UK regulator Ofcom opens investigation into TikTok over child safety measures
Britain’s communications regulator Ofcom opened an investigation into TikTok on Thursday over the platform’s child safety measures. Officials said the probe will assess whether TikTok has complied with its legal obligations under the Online Safety Act 2023 to protect children from harmful content.
Ofcom’s investigation will focus on whether TikTok has met its legal duties under Section 12 of the Online Safety Act 2023, which requires online platforms to identify, manage and mitigate risks of harm to children. Officials said the probe will assess if TikTok has taken adequate steps to prevent children from encountering harmful content as far as reasonably practicable. The regulator is scrutinizing TikTok’s use of “age assurance” measures, including its reliance on “age inference” technology, which estimates user age based on behaviour such as videos watched and interactions rather than verified documents, according to Ofcom’s public statement.
A recent Ofcom report raised concerns about the effectiveness of TikTok’s age inference model, suggesting it may not reliably prevent younger children from accessing harmful material.
Ofcom has previously found that TikTok and other platforms largely depend on users self-declaring their age at sign-up, which can be easily circumvented by underage users entering false birthdates. The regulator requires social media companies to deploy “highly effective” age-check methods, and assessing whether TikTok’s current systems meet this standard forms a key part of the investigation.

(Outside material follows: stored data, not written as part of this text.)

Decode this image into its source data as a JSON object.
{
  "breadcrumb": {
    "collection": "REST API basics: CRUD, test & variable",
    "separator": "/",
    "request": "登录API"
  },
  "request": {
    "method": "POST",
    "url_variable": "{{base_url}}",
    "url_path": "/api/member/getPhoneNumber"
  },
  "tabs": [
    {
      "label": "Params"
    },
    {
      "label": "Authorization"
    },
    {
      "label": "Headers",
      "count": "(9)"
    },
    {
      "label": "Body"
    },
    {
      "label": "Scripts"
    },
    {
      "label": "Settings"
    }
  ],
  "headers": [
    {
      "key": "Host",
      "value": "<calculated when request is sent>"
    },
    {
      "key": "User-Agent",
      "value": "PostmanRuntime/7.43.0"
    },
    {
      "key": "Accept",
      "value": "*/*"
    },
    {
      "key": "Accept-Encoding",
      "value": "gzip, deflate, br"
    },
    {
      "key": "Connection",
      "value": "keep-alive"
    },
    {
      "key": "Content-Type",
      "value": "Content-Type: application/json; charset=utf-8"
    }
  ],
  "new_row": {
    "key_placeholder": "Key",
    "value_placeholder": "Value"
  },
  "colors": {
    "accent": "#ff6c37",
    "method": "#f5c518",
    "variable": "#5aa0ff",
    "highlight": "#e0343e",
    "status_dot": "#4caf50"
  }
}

Ofcom’s scrutiny follows its May 2023 review, which concluded that TikTok was “not safe enough” for children and called for stronger protections. Kate Davies, Ofcom’s group director for strategy and research, said the regulator had found age-check methods used by social media platforms “not working well enough,” specifically citing TikTok. A separate Ofcom report on video-sharing platforms noted that while TikTok, Snap and Twitch take steps to prevent children from encountering harmful videos, children still face risks. The report highlighted TikTok’s practice of labelling content as unsuitable for under-18s but warned that without robust access controls, children remain vulnerable to harmful material.
TikTok has responded by stating it is “confident that we meet our Online Safety Act obligations and will work with Ofcom to demonstrate it,” according to a company spokesperson. The platform maintains that its existing safety measures and systems for children are robust, a position reiterated following earlier Ofcom critiques. TikTok offers parental controls, including family-pairing tools that allow parents and carers to oversee children’s activity, features that Ofcom has identified in its transparency work on child safety. The company also accepted Ofcom’s findings in a separate enforcement case concerning inaccurate safety-data reporting and settled the case, which resulted in a reduced financial penalty.
That enforcement action began in December 2023, when Ofcom opened an investigation into whether TikTok had failed to comply with its duty to provide information following a formal request about parental-control features. Ofcom subsequently found TikTok had provided inaccurate information and delayed reporting, which disrupted publication of its child-safety transparency report. The regulator fined TikTok £1.875 million for these failings, with the penalty to be transferred to HM Treasury. Ofcom noted the fine included a 25% reduction because TikTok accepted the findings and settled the case, demonstrating the regulator’s willingness to impose formal sanctions.
The investigation comes amid wider UK government efforts to enhance online child safety. Last month, the government announced plans to ban under-16s from using a range of social media platforms, including TikTok, starting next year. The consultation on this ban is scheduled to conclude on May 26, with a formal government response expected in the summer. Ofcom’s ongoing evidence gathering and enforcement work are feeding into this policy process.
On March 12, 2026, Ofcom issued legally binding information requests to TikTok and other platforms such as Facebook, Instagram, Roblox, Snapchat and YouTube, seeking details on their measures to protect children under the Online Safety Act. Parallel reports from Ofcom have highlighted that while TikTok, Snap and Twitch allow sign-ups from age 13 and use AI and moderation tools to enforce age restrictions, the effectiveness of these measures remains unproven. Records show that these platforms continue to rely heavily on self-declared ages and that children can still be exposed to harmful content despite existing safeguards.